Zara, Pull&bear, Bershka, Massimo Dutti, Stradivarius, and more are included in their portfolio (traded on Bolsa de Madrid Stock Exchange).
Current news: During the worst of the lockdowns in April and May, three-quarters of Inditex’s world-wide shops were forced to close, leading to a 62% drop in sales. Although Inditex’s digital sales have already grown by 75% in 2020, investors and followers alike are worried about the fate of such an established brand with the possible continuation of lockdowns abroad and in the US.

Target (TGT):
SHARE PRICE: $191.10 | MARKET CAP: $95.7B
Backstory: In 1962, The Dayton Company opened its first Target store, its first attempt to incorporate upscale discount retailing into its midwestern chain. Throughout the years, Target went through hundreds of adaptations, some of its most notable ones include the formation of its brand promise “Expect More. Pay Less” to reflect the unique retail experience offered at Target and the shift to online with in 1994.
Current news:
- Target has announced a new partnership with Ulta to create destinations in Target stores located near the beauty section to highlight and showcase Ulta products and an Ulta experience.
- Target has committed $1 million to supporting small businesses in its hometown of Minneapolis.
- The company also rolled out a contactless and at-home delivery service throughout the holiday season until 5pm on Christmas Eve.

Mytheresa (MYTE):
Backstory: Mytheresa is a German online luxury retailer that sells clothes from 250 of the world’s largest fashion brands like Prada, Gucci, Burberry and Dolce&Gabbana.
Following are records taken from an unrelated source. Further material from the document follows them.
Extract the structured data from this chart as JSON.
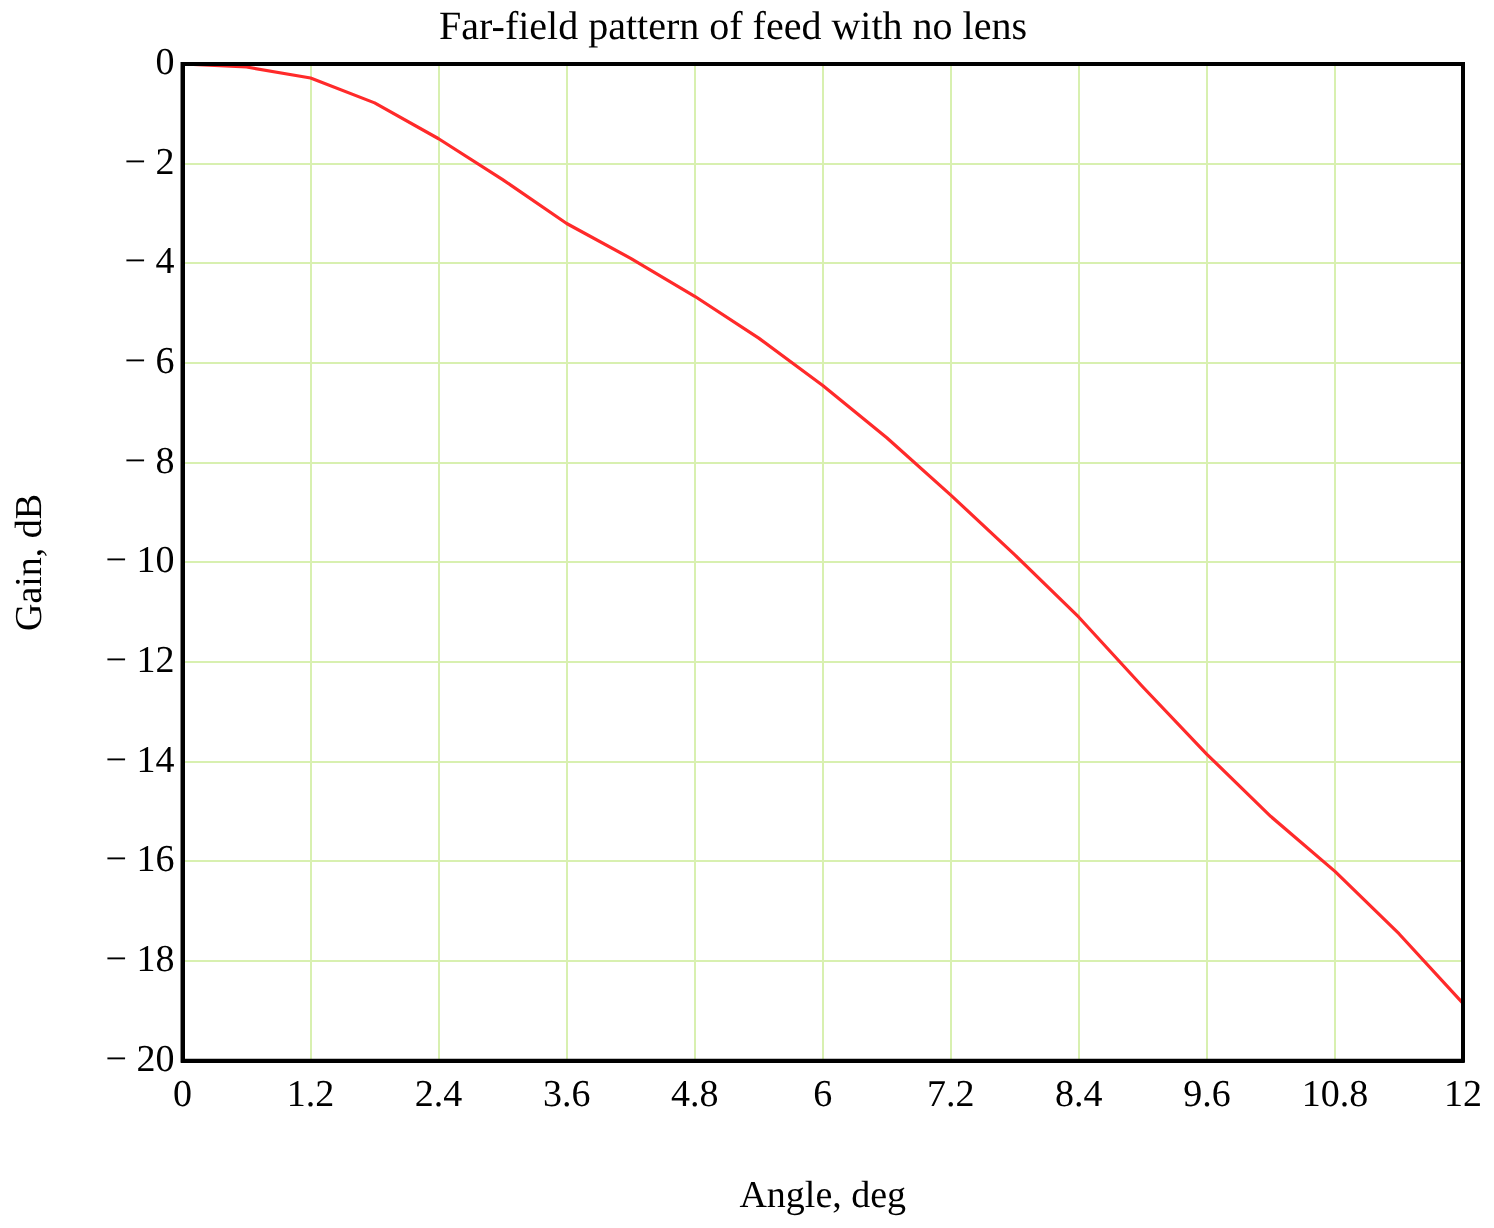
{
  "chart_data": {
    "type": "line",
    "title": "Far-field pattern of feed with no lens",
    "xlabel": "Angle, deg",
    "ylabel": "Gain, dB",
    "x": [
      0,
      0.6,
      1.2,
      1.8,
      2.4,
      3.0,
      3.6,
      4.2,
      4.8,
      5.4,
      6.0,
      6.6,
      7.2,
      7.8,
      8.4,
      9.0,
      9.6,
      10.2,
      10.8,
      11.4,
      12
    ],
    "series": [
      {
        "color": "#ff2a2a",
        "values": [
          0,
          -0.06,
          -0.28,
          -0.78,
          -1.5,
          -2.32,
          -3.2,
          -3.9,
          -4.66,
          -5.5,
          -6.45,
          -7.5,
          -8.65,
          -9.85,
          -11.1,
          -12.5,
          -13.85,
          -15.1,
          -16.2,
          -17.45,
          -18.85
        ]
      }
    ],
    "xlim": [
      0,
      12
    ],
    "xticks": [
      0,
      1.2,
      2.4,
      3.6,
      4.8,
      6,
      7.2,
      8.4,
      9.6,
      10.8,
      12
    ],
    "ylim": [
      -20,
      0
    ],
    "yticks": [
      {
        "value": 0,
        "label": "0"
      },
      {
        "value": -2,
        "label": "− 2"
      },
      {
        "value": -4,
        "label": "− 4"
      },
      {
        "value": -6,
        "label": "− 6"
      },
      {
        "value": -8,
        "label": "− 8"
      },
      {
        "value": -10,
        "label": "− 10"
      },
      {
        "value": -12,
        "label": "− 12"
      },
      {
        "value": -14,
        "label": "− 14"
      },
      {
        "value": -16,
        "label": "− 16"
      },
      {
        "value": -18,
        "label": "− 18"
      },
      {
        "value": -20,
        "label": "− 20"
      }
    ],
    "grid": true,
    "legend": false,
    "marker": "none",
    "line_style": "solid"
  }
}
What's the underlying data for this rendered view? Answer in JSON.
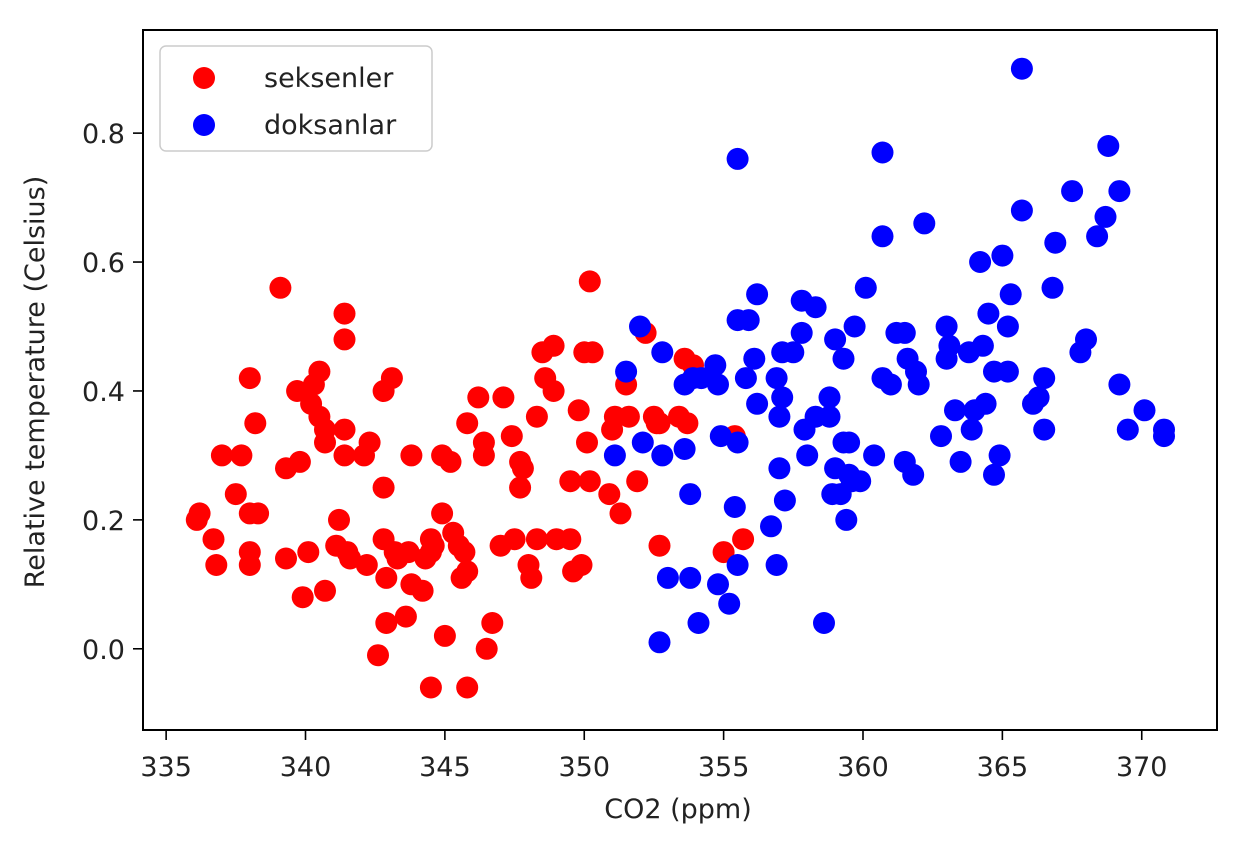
{
  "chart_data": {
    "type": "scatter",
    "title": "",
    "xlabel": "CO2 (ppm)",
    "ylabel": "Relative temperature (Celsius)",
    "xlim": [
      334.17,
      372.7
    ],
    "ylim": [
      -0.126,
      0.96
    ],
    "xticks": [
      335,
      340,
      345,
      350,
      355,
      360,
      365,
      370
    ],
    "xtick_labels": [
      "335",
      "340",
      "345",
      "350",
      "355",
      "360",
      "365",
      "370"
    ],
    "yticks": [
      0.0,
      0.2,
      0.4,
      0.6,
      0.8
    ],
    "ytick_labels": [
      "0.0",
      "0.2",
      "0.4",
      "0.6",
      "0.8"
    ],
    "grid": false,
    "legend_position": "top-left",
    "series": [
      {
        "name": "seksenler",
        "color": "#ff0000",
        "points": [
          [
            336.1,
            0.2
          ],
          [
            336.2,
            0.21
          ],
          [
            336.7,
            0.17
          ],
          [
            336.8,
            0.13
          ],
          [
            337.0,
            0.3
          ],
          [
            337.5,
            0.24
          ],
          [
            337.7,
            0.3
          ],
          [
            338.0,
            0.42
          ],
          [
            338.0,
            0.21
          ],
          [
            338.2,
            0.35
          ],
          [
            338.3,
            0.21
          ],
          [
            338.0,
            0.15
          ],
          [
            338.0,
            0.13
          ],
          [
            339.1,
            0.56
          ],
          [
            339.3,
            0.28
          ],
          [
            339.3,
            0.14
          ],
          [
            339.7,
            0.4
          ],
          [
            339.8,
            0.29
          ],
          [
            339.9,
            0.08
          ],
          [
            340.1,
            0.15
          ],
          [
            340.2,
            0.38
          ],
          [
            340.3,
            0.41
          ],
          [
            340.5,
            0.43
          ],
          [
            340.5,
            0.36
          ],
          [
            340.7,
            0.32
          ],
          [
            340.7,
            0.09
          ],
          [
            340.7,
            0.34
          ],
          [
            341.1,
            0.16
          ],
          [
            341.2,
            0.2
          ],
          [
            341.4,
            0.34
          ],
          [
            341.4,
            0.52
          ],
          [
            341.4,
            0.48
          ],
          [
            341.4,
            0.3
          ],
          [
            341.5,
            0.15
          ],
          [
            341.6,
            0.14
          ],
          [
            342.1,
            0.3
          ],
          [
            342.2,
            0.13
          ],
          [
            342.3,
            0.32
          ],
          [
            342.6,
            -0.01
          ],
          [
            342.8,
            0.4
          ],
          [
            342.8,
            0.25
          ],
          [
            342.8,
            0.17
          ],
          [
            342.9,
            0.04
          ],
          [
            342.9,
            0.11
          ],
          [
            343.1,
            0.42
          ],
          [
            343.2,
            0.15
          ],
          [
            343.3,
            0.14
          ],
          [
            343.6,
            0.05
          ],
          [
            343.7,
            0.15
          ],
          [
            343.8,
            0.1
          ],
          [
            343.8,
            0.3
          ],
          [
            344.2,
            0.09
          ],
          [
            344.3,
            0.14
          ],
          [
            344.5,
            -0.06
          ],
          [
            344.5,
            0.17
          ],
          [
            344.5,
            0.15
          ],
          [
            344.6,
            0.16
          ],
          [
            344.9,
            0.3
          ],
          [
            344.9,
            0.21
          ],
          [
            345.0,
            0.02
          ],
          [
            345.2,
            0.29
          ],
          [
            345.3,
            0.18
          ],
          [
            345.5,
            0.16
          ],
          [
            345.6,
            0.11
          ],
          [
            345.7,
            0.15
          ],
          [
            345.8,
            0.35
          ],
          [
            345.8,
            -0.06
          ],
          [
            345.8,
            0.12
          ],
          [
            346.2,
            0.39
          ],
          [
            346.4,
            0.32
          ],
          [
            346.4,
            0.3
          ],
          [
            346.5,
            0.0
          ],
          [
            346.7,
            0.04
          ],
          [
            347.0,
            0.16
          ],
          [
            347.1,
            0.39
          ],
          [
            347.4,
            0.33
          ],
          [
            347.5,
            0.17
          ],
          [
            347.7,
            0.29
          ],
          [
            347.7,
            0.25
          ],
          [
            347.8,
            0.28
          ],
          [
            348.0,
            0.13
          ],
          [
            348.1,
            0.11
          ],
          [
            348.3,
            0.17
          ],
          [
            348.3,
            0.36
          ],
          [
            348.5,
            0.46
          ],
          [
            348.6,
            0.42
          ],
          [
            348.9,
            0.4
          ],
          [
            348.9,
            0.47
          ],
          [
            349.0,
            0.17
          ],
          [
            349.5,
            0.17
          ],
          [
            349.5,
            0.26
          ],
          [
            349.6,
            0.12
          ],
          [
            349.8,
            0.37
          ],
          [
            349.9,
            0.13
          ],
          [
            350.0,
            0.46
          ],
          [
            350.1,
            0.32
          ],
          [
            350.2,
            0.57
          ],
          [
            350.2,
            0.26
          ],
          [
            350.3,
            0.46
          ],
          [
            350.9,
            0.24
          ],
          [
            351.0,
            0.34
          ],
          [
            351.1,
            0.36
          ],
          [
            351.3,
            0.21
          ],
          [
            351.5,
            0.41
          ],
          [
            351.6,
            0.36
          ],
          [
            351.9,
            0.26
          ],
          [
            352.2,
            0.49
          ],
          [
            352.5,
            0.36
          ],
          [
            352.6,
            0.35
          ],
          [
            352.7,
            0.16
          ],
          [
            352.7,
            0.35
          ],
          [
            353.4,
            0.36
          ],
          [
            353.6,
            0.45
          ],
          [
            353.7,
            0.35
          ],
          [
            353.9,
            0.44
          ],
          [
            355.0,
            0.15
          ],
          [
            355.4,
            0.33
          ],
          [
            355.7,
            0.17
          ]
        ]
      },
      {
        "name": "doksanlar",
        "color": "#0000ff",
        "points": [
          [
            351.1,
            0.3
          ],
          [
            351.5,
            0.43
          ],
          [
            352.0,
            0.5
          ],
          [
            352.1,
            0.32
          ],
          [
            352.7,
            0.01
          ],
          [
            352.8,
            0.46
          ],
          [
            352.8,
            0.3
          ],
          [
            353.0,
            0.11
          ],
          [
            353.6,
            0.41
          ],
          [
            353.6,
            0.31
          ],
          [
            353.8,
            0.11
          ],
          [
            353.8,
            0.24
          ],
          [
            353.9,
            0.42
          ],
          [
            354.1,
            0.04
          ],
          [
            354.2,
            0.42
          ],
          [
            354.7,
            0.44
          ],
          [
            354.8,
            0.41
          ],
          [
            354.8,
            0.1
          ],
          [
            354.9,
            0.33
          ],
          [
            355.2,
            0.07
          ],
          [
            355.4,
            0.22
          ],
          [
            355.5,
            0.13
          ],
          [
            355.5,
            0.76
          ],
          [
            355.5,
            0.32
          ],
          [
            355.5,
            0.51
          ],
          [
            355.8,
            0.42
          ],
          [
            355.9,
            0.51
          ],
          [
            356.1,
            0.45
          ],
          [
            356.2,
            0.55
          ],
          [
            356.2,
            0.38
          ],
          [
            356.7,
            0.19
          ],
          [
            356.9,
            0.42
          ],
          [
            356.9,
            0.13
          ],
          [
            357.0,
            0.36
          ],
          [
            357.0,
            0.28
          ],
          [
            357.1,
            0.39
          ],
          [
            357.2,
            0.23
          ],
          [
            357.1,
            0.46
          ],
          [
            357.5,
            0.46
          ],
          [
            357.8,
            0.49
          ],
          [
            357.8,
            0.54
          ],
          [
            357.9,
            0.34
          ],
          [
            358.0,
            0.3
          ],
          [
            358.3,
            0.36
          ],
          [
            358.3,
            0.53
          ],
          [
            358.6,
            0.04
          ],
          [
            358.8,
            0.36
          ],
          [
            358.8,
            0.39
          ],
          [
            358.9,
            0.24
          ],
          [
            359.0,
            0.48
          ],
          [
            359.0,
            0.28
          ],
          [
            359.2,
            0.24
          ],
          [
            359.3,
            0.45
          ],
          [
            359.3,
            0.32
          ],
          [
            359.4,
            0.2
          ],
          [
            359.5,
            0.27
          ],
          [
            359.5,
            0.32
          ],
          [
            359.6,
            0.26
          ],
          [
            359.7,
            0.5
          ],
          [
            359.9,
            0.26
          ],
          [
            360.1,
            0.56
          ],
          [
            360.4,
            0.3
          ],
          [
            360.7,
            0.77
          ],
          [
            360.7,
            0.64
          ],
          [
            360.7,
            0.42
          ],
          [
            361.0,
            0.41
          ],
          [
            361.2,
            0.49
          ],
          [
            361.5,
            0.29
          ],
          [
            361.5,
            0.49
          ],
          [
            361.6,
            0.45
          ],
          [
            361.8,
            0.27
          ],
          [
            361.9,
            0.43
          ],
          [
            362.0,
            0.41
          ],
          [
            362.2,
            0.66
          ],
          [
            362.8,
            0.33
          ],
          [
            363.0,
            0.45
          ],
          [
            363.0,
            0.5
          ],
          [
            363.1,
            0.47
          ],
          [
            363.3,
            0.37
          ],
          [
            363.5,
            0.29
          ],
          [
            363.8,
            0.46
          ],
          [
            363.9,
            0.34
          ],
          [
            364.0,
            0.37
          ],
          [
            364.2,
            0.6
          ],
          [
            364.3,
            0.47
          ],
          [
            364.4,
            0.38
          ],
          [
            364.5,
            0.52
          ],
          [
            364.7,
            0.27
          ],
          [
            364.7,
            0.43
          ],
          [
            364.9,
            0.3
          ],
          [
            365.0,
            0.61
          ],
          [
            365.2,
            0.5
          ],
          [
            365.3,
            0.55
          ],
          [
            365.2,
            0.43
          ],
          [
            365.7,
            0.9
          ],
          [
            365.7,
            0.68
          ],
          [
            366.1,
            0.38
          ],
          [
            366.3,
            0.39
          ],
          [
            366.5,
            0.42
          ],
          [
            366.5,
            0.34
          ],
          [
            366.8,
            0.56
          ],
          [
            366.9,
            0.63
          ],
          [
            367.5,
            0.71
          ],
          [
            367.8,
            0.46
          ],
          [
            368.0,
            0.48
          ],
          [
            368.4,
            0.64
          ],
          [
            368.7,
            0.67
          ],
          [
            368.8,
            0.78
          ],
          [
            369.2,
            0.71
          ],
          [
            369.2,
            0.41
          ],
          [
            369.5,
            0.34
          ],
          [
            370.1,
            0.37
          ],
          [
            370.8,
            0.34
          ],
          [
            370.8,
            0.33
          ]
        ]
      }
    ]
  }
}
They reported net sales of €126.4 million ($154.32 million) from July to Sept 1.
Current news:
- Their parent company MYT Netherlands has filed for an IPO in the US of up to $150 million.
- Accounting to Bloomberg reports, they may seek a valuation of $1 billion to $1.5 billion.
- The business was purchased by Neiman Marcus in 2014.
- Neiman Marcus filed for bankruptcy earlier last year and handed over a part of Mytheresa to its creditors to exit Chapter 11.
- Rival company Farfetch brought in more than $1 billion in investments from Alibaba and Richemont.